Luxembourg's Finance Minister Pierre Gramegna, left, speaks with EU Commissioner for the Economy Pierre Moscovici during a meeting of the eurogroup finance ministers at the EU Council building in Brussels on Thursday, Nov. 6, 2014. (Photo: AP)
The European Commission said on Thursday it was already investigating Luxembourg's tax treatment of multinationals and could open more probes in European countries after a media report said it had found widespread tax avoidance in the duchy.
The report piled pressure on new European Commission head Jean-Claude Juncker to explain if he knew about the alleged tax deals during his 24 years as Luxembourg's prime minister or finance minister.
"The Commission is acting already," spokesman Margaritis Schinas told the Commission's daily news briefing, which was dominated by questions about the report.
Former EU Competition Commissioner Joaquin Almunia had opened a number of investigations into tax avoidance and his successor in the new Commission, Margrethe Vestager, would continue to act over the next five years to make sure EU state aid legislation was properly enforced, Schinas said.
Investigations the Commission was already conducting into tax schemes in several member states "in no way prejudge the opening of further investigations in the future or the deepening of the existing ones," he added.
The International Consortium of Investigative Journalists said more than 300 international companies had secured secret deals with Luxembourg to slash their global tax bills while maintaining little presence there.
Luxembourg Prime Minister Xavier Bettel said his country was not breaking any rules and it was not the only one to allow tax schemes by large companies.
Tax Concession
The Commission said last month it was investigating a tax arrangement Luxembourg had with online retailer Amazon.com Inc . It said in September a tax concession Luxembourg authorities had granted to a subsidiary of Italian car maker Fiat may constitute illegal state aid.
Schinas said the Commission had requested information from seven member states in state aid cases involving taxation: Belgium, Cyprus, Ireland, Luxembourg, Malta, the Netherlands and Britain. It had opened four in-depth investigations in three member states, Ireland, Luxembourg and Malta, he added.
But Schinas avoided repeated questions about whether Juncker had been aware of the deals, referring such questions to the Luxembourg authorities.

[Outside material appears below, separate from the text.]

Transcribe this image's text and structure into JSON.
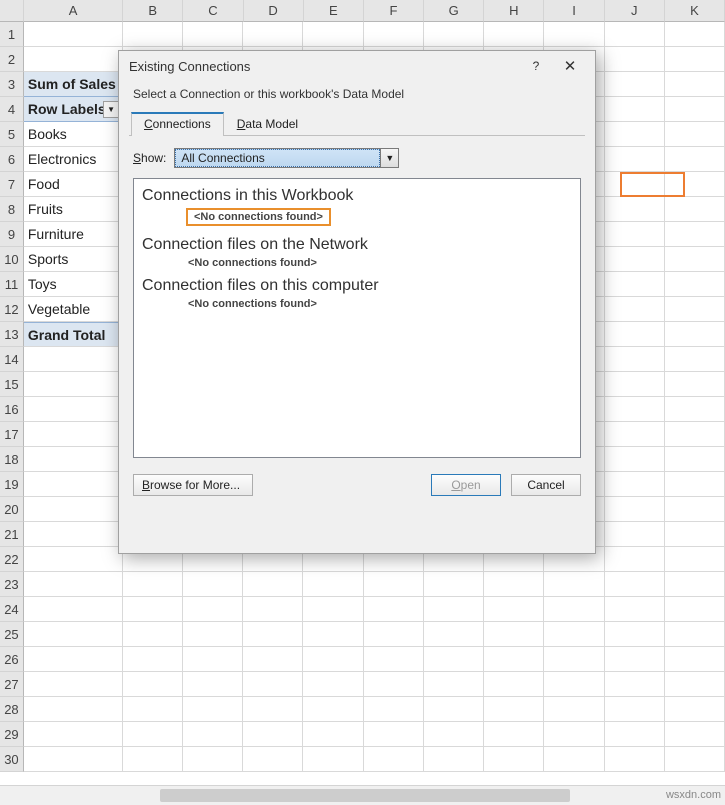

He said Juncker would not take any role in the state aid investigation of Luxembourg, which is led by the competition commissioner, but he said Juncker would not abstain from any decision taken by the entire Commission that involved a Luxembourg tax deal.
"Mr Juncker is the president of the Commission ... He cannot abstain on something that he presides (over)," he said. Juncker pulled out of a Brussels conference he was scheduled to speak at on Thursday.
In September, the Commission accused Ireland of swerving international tax rules by letting Apple Inc shelter profits worth tens of billions of dollars from revenue collectors in return for maintaining jobs.
It is also investigating the tax treatment of U.S. coffee chain Starbucks Corp in the Netherlands.